New Englanders know Grapenut Pudding. I was amazed when I moved out of New England that people did not know or ever had this custardy dessert. My Nana used to make this all the time and we always had grapenuts in the pantry. I prefer this dessert warm with homemade whip cream but I know people who prefer it cold. I will have to update and add a picture later as last night I just dug in and forgot to take a picture.
You can bake in individual serving vessels or as in one dish. I usually use an 8 x 8 glass baking dish.
You will find slight variations on the internet for this simple but tasty dessert. Below is my grandmother’s recipe. I recommend doubling it to make a nice thick layer in the 8 x 8 baking dish.
- Beat 2 eggs
- Add 1/2 Cup sugar, pinch of salt, 1/3 Cup (heaping) of grapenuts
- Beat above together.
- Add 2 cups milk, 1/2 teaspoon cinnamon, 1/8 teaspoon vanilla
- Beat all together again
- Pour into baking dish.
- Put baking dish in pan of water and bake at 350 degrees for about an hour.
Yes it is that easy!!!!! It should be slightly jiggly when you remove it (remember it is a custard). Let it cool a bit or a lot, your preference. Top with whip cream or vanilla ice cream sprinkled with cinnamon or nutmeg…..oh my! And sometimes I add nutmeg to my mix too…sorry nana…got it make my own.

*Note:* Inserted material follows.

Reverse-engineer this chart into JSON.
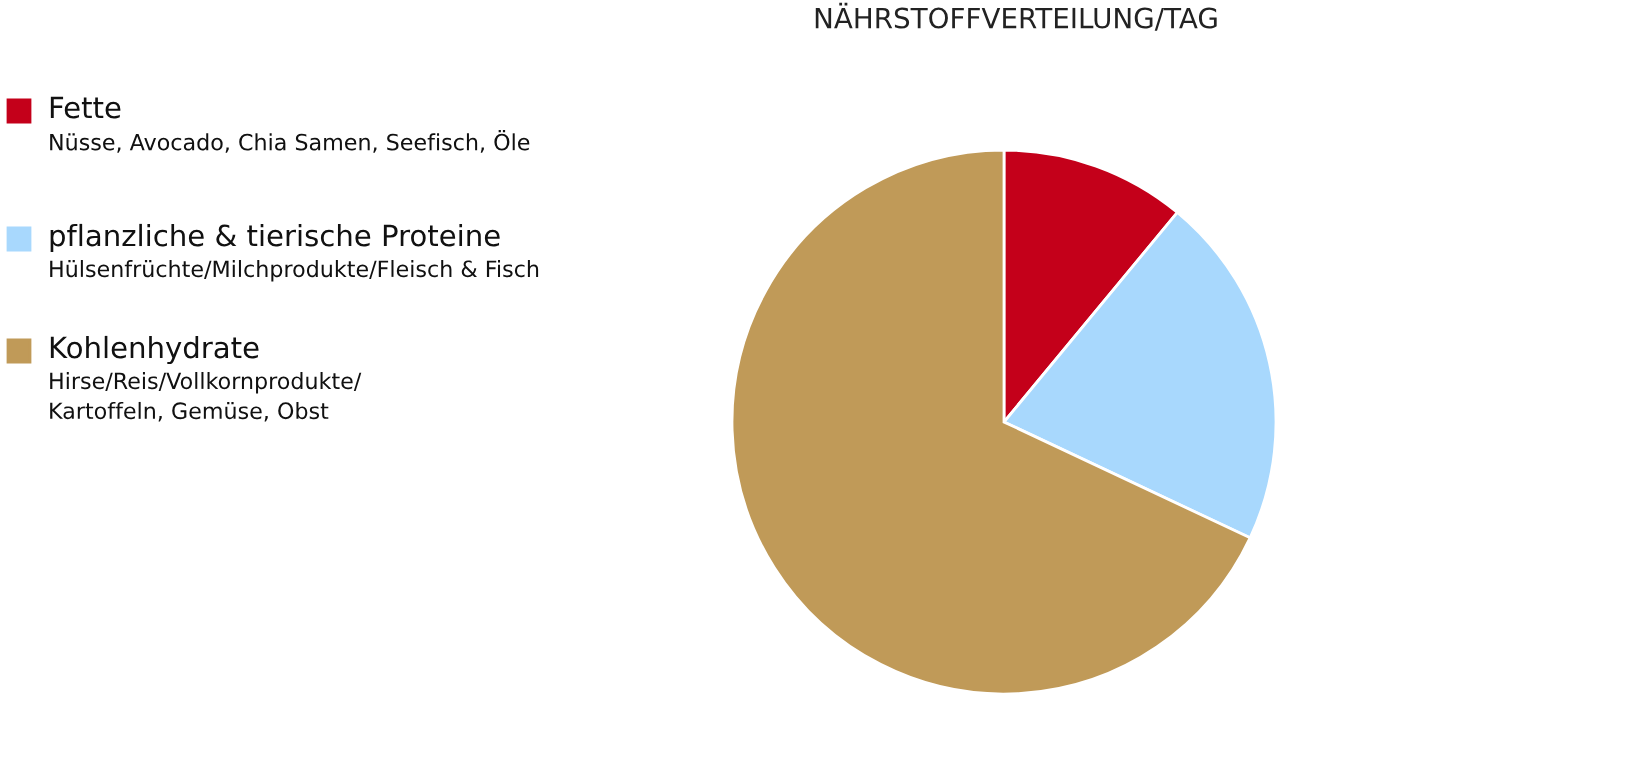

Now if you start reading other variations you will find some say to scald the milk and soak the grapenuts in the milk for 5 minutes. I did find a version like that from my grandmother too. I have made this both ways and they both turn out delicious. If you do scald the milk make sure you temper the egg mixture when adding the milk.
What is tempering??? If you add the scalded milk all at once to the egg mixture you end up with scrambled eggs–not what you want. Add about 3 Tablespoons of your milk to your egg mixture to slowly raise the temperature of the egg mixture without cooking it before adding the rest.
Since Post Cereal has added grapenut flakes to their product line I want to make sure you all know it is not the flakes but the original grapenuts…those little nuggets of delicious. I would also like to add that I believe whole milk is best when making this dessert but I have used lowfat. It is not as rich but still works.